Can somebody please help me. I ruined 5 blanks this afternoon trying to drill holes for a "valiant" pen. The tube sizes are 10mm and 12mm. Everything would be going great until the very tip of the bit broke through the bottom of the blank and that would cause my blank to bust off about a 1" piece off the bottom. It was very frustrating and I would rather not ruin any more blanks doing the same thing. Here's what happened and different things I tried:
#1 - Started drilling the 10mm blank and had it break a corner off
#2 - Same exact thing
#3 - Same thing, nothing changed. Made sure my speed was down, cleared the shavings more, let it cool in the middle, but still broke.
#4 - I tried pre-drilling with a smaller diameter bit. Once I put the 10mm bit back on it kept getting jammed. Ended with the blank breaking.
#5 - Started with the 12 mm only to have the same thing happen. This time I stopped probably every 10 seconds to let it cool, but it still broke. 

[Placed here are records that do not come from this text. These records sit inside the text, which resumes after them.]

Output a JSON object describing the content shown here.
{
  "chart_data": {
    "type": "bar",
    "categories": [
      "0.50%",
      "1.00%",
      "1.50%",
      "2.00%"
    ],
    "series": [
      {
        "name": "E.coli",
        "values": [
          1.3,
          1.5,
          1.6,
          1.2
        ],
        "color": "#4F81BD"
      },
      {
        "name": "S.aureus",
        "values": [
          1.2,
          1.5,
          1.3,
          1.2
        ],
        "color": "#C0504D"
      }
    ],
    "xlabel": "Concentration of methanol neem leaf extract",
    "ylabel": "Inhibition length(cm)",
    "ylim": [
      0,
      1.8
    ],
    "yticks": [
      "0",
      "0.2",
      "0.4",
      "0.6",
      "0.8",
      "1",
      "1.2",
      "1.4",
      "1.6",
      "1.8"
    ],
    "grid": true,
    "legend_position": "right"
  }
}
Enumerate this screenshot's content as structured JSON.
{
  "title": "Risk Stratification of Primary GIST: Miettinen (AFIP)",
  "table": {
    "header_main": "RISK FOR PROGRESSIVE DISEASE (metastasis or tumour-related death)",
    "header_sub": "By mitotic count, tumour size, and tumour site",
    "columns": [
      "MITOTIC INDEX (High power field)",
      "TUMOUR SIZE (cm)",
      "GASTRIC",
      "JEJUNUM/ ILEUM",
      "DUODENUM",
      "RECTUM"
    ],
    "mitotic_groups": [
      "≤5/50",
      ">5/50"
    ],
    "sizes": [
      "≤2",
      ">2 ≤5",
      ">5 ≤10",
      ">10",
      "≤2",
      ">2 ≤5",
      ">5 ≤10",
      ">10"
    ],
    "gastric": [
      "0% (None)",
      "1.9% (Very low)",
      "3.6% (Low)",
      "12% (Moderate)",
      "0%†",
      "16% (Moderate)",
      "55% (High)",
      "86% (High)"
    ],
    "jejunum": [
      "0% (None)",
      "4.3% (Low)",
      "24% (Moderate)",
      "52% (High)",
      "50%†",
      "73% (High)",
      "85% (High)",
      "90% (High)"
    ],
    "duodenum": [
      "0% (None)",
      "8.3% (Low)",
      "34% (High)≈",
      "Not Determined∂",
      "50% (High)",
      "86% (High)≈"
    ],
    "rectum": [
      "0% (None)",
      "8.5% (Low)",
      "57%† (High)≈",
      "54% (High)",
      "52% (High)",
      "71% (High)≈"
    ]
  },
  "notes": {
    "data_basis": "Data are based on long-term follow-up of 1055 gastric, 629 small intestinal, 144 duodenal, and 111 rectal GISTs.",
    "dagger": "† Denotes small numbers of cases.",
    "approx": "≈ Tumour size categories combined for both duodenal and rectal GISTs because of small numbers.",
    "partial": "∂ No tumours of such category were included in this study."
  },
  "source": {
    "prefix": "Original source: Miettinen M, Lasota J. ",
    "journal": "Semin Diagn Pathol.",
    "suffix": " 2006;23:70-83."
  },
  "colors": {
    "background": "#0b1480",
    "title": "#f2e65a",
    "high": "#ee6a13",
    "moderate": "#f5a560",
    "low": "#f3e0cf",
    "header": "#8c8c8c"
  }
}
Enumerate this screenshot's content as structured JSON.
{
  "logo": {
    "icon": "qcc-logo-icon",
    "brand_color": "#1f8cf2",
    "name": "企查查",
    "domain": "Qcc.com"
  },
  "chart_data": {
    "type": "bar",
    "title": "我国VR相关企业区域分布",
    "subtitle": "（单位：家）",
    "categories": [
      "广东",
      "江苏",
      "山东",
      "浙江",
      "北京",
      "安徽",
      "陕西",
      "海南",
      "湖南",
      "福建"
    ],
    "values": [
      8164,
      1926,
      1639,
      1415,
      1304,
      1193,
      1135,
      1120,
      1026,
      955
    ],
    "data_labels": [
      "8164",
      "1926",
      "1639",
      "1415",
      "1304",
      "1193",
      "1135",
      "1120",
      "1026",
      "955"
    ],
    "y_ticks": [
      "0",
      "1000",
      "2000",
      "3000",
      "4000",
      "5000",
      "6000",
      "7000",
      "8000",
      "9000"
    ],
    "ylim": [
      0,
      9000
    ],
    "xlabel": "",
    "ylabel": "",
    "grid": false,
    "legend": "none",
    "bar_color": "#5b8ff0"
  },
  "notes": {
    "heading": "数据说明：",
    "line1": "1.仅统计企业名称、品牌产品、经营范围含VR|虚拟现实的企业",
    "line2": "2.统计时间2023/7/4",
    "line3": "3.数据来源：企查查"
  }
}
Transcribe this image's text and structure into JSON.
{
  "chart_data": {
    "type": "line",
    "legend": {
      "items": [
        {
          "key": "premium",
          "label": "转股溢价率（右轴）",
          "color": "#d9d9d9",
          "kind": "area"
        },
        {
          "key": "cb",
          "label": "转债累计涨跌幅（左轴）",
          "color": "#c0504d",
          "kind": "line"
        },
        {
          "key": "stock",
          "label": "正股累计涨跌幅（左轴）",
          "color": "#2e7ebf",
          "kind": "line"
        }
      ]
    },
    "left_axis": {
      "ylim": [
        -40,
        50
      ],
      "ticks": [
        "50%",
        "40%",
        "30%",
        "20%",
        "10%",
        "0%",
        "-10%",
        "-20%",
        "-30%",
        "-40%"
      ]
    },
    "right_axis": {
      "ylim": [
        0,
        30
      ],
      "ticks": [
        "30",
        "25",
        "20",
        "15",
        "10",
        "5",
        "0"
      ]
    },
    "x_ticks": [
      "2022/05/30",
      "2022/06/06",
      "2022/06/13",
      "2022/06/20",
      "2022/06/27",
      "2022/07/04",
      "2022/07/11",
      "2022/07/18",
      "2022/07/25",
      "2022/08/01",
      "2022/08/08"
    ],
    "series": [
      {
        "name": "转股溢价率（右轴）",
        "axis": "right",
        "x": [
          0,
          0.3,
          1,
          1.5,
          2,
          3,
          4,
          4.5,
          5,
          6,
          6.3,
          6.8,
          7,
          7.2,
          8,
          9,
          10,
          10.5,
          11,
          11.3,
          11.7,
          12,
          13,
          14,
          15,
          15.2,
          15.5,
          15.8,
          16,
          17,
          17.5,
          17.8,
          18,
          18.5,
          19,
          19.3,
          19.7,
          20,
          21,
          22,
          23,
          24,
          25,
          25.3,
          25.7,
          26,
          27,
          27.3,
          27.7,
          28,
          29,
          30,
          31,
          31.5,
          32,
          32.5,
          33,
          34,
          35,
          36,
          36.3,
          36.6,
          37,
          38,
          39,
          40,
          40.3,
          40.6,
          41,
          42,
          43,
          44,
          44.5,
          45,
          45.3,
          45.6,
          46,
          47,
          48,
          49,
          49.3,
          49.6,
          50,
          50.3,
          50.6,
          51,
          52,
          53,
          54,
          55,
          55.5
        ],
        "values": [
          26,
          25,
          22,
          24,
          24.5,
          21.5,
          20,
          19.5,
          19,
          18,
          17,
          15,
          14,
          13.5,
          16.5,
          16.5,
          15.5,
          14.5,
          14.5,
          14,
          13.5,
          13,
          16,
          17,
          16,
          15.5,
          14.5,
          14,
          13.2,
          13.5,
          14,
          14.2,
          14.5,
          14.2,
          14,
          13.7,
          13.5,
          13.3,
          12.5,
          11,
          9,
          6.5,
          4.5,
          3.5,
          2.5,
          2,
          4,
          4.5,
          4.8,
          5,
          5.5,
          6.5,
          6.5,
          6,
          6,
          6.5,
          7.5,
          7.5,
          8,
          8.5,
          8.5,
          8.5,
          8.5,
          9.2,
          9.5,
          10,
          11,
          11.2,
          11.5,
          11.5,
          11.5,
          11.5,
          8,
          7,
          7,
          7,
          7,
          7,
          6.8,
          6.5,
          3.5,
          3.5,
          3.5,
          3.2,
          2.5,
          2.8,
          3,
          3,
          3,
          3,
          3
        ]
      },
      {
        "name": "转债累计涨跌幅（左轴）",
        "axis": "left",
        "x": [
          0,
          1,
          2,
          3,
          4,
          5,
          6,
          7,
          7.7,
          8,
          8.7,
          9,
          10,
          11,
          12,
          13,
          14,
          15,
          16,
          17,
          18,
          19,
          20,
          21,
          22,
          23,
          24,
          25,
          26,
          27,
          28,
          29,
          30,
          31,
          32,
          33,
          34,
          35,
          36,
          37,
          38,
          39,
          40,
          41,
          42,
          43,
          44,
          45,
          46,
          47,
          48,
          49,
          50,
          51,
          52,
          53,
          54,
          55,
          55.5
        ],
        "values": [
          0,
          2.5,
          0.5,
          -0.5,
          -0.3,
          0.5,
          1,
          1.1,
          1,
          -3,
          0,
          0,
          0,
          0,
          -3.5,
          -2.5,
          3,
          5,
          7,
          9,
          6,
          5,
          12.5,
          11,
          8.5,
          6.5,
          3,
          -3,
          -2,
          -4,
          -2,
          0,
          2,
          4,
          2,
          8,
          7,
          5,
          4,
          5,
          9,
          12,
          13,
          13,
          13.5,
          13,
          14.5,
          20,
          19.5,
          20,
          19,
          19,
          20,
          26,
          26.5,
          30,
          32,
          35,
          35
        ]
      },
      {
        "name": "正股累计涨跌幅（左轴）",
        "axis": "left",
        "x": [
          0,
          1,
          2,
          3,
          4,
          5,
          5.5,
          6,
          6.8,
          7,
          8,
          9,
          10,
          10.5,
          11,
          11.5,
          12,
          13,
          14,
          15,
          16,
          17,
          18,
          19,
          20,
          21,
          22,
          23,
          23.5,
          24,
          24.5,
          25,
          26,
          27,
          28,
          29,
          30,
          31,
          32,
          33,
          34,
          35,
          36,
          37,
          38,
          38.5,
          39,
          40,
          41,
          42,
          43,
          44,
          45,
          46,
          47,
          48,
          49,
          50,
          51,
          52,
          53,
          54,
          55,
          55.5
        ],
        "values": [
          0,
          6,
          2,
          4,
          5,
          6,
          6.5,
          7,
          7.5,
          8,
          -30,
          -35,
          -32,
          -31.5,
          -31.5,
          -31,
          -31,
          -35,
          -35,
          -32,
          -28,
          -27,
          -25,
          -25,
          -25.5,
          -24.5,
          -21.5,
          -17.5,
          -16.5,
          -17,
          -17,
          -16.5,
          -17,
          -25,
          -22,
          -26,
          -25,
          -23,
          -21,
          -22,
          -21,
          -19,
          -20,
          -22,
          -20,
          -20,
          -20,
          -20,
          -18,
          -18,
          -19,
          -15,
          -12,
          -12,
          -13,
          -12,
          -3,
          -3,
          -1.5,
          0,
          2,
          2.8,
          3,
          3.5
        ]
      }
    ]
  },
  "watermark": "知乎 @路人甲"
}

What am I doing wrong? :hairout:

Thanks for the help from the pros!


----------



## bill (May 21, 2004)

what type blanks?

On large blanks, I cut them over the size I need, this give a little cushion on the breakout

Keep your bits clean and sharp

I use a fast drill speed. Might not be right but I found for me, a slow bit catches more.


----------



## PenMakerWillie (Nov 5, 2008)

acrylics, I might move it up a notch but the 7mm would make bigger holes due to heat, that's why I have it turned down.


----------



## bill (May 21, 2004)

acrylics almost always break out a little on me, so I give myself room when I cut the blanks

are you using a drill press?


----------



## PenMakerWillie (Nov 5, 2008)

yes, I posted this same thing on IAP and somone mentioned to put another piece of material under the blank I'm drilling. Have you had luck with that?


----------



## speckfisher (Apr 11, 2006)

Im a machinist and usually small drill high speed and large drill slow speed.


----------



## speckle-catcher (May 20, 2004)

drill acrylics slow 

and definitely put something under the blank - it helps.

I also try to cut them long and drill from the middle of the blank towards the ends.


----------



## Fishin Tails (Mar 21, 2007)

I had the same problem with Acrylics. I went to Woodcraft and bought the Brad point known as the Pen Makers bits and have had really good success since. When you think you are close the the end go really slow.

Keep trying, you will get it. Once you do there is nothing hard about it.


----------



## Tortuga (May 21, 2004)

With acrylics I always cut them about a half inch long..and ALWAYS put a smaller scrap piece of wood below it for the acrylic to rest on. I use the 'vise' on the drilll press and it works out OK.. Skrewed up a bunch before I put the wood below.. Go slow at the end and keep clearing out the hole as you go. Accumulated shavings will shatter the end if you have a bunch in the hole.. Speedwise..I go full blast with everything. Just keep lifting and clearing as you go.


----------



## liftologist (Dec 8, 2007)

On acrylics I cut the blank long. I don't drill all the way through, I mark my bit to the depyh I want. Then to the bandsaw to cut off the excess. This really helps to keep the end from blowing and chipping out. Hope this helps!


----------



## MesquiteMan (Jun 28, 2008)

Speed up your drill press. Contrary to popular belief, faster is better in this situation. Don't believe me, give it a try! I drill everything at 2,900. I do not cut long and I do not use any water. I also do not put anything under the blank. I do clear the bit every 1/4" or so. I DO NOT have any blow outs EVER!


----------



## Fishin Tails (Mar 21, 2007)

MesquiteMan said:


> Speed up your drill press. Contrary to popular belief, faster is better in this situation. Don't believe me, give it a try! I drill everything at 2,900. I do not cut long and I do not use any water. I also do not put anything under the blank. I do clear the bit every 1/4" or so. I DO NOT have any blow outs EVER!


I have learned that Curtis is a pretty straight shooter. Saturday I went to the Garage, adjusted the belt on the Drill Press ( close to 2900 ) and drilled out four Acrylic pens. No blowouts or breakage. This really does work!


----------



## Bobby (May 21, 2004)

I drill all mine on the lathe and very seldom have a problem unless I set the blank wrong in the chuck.


----------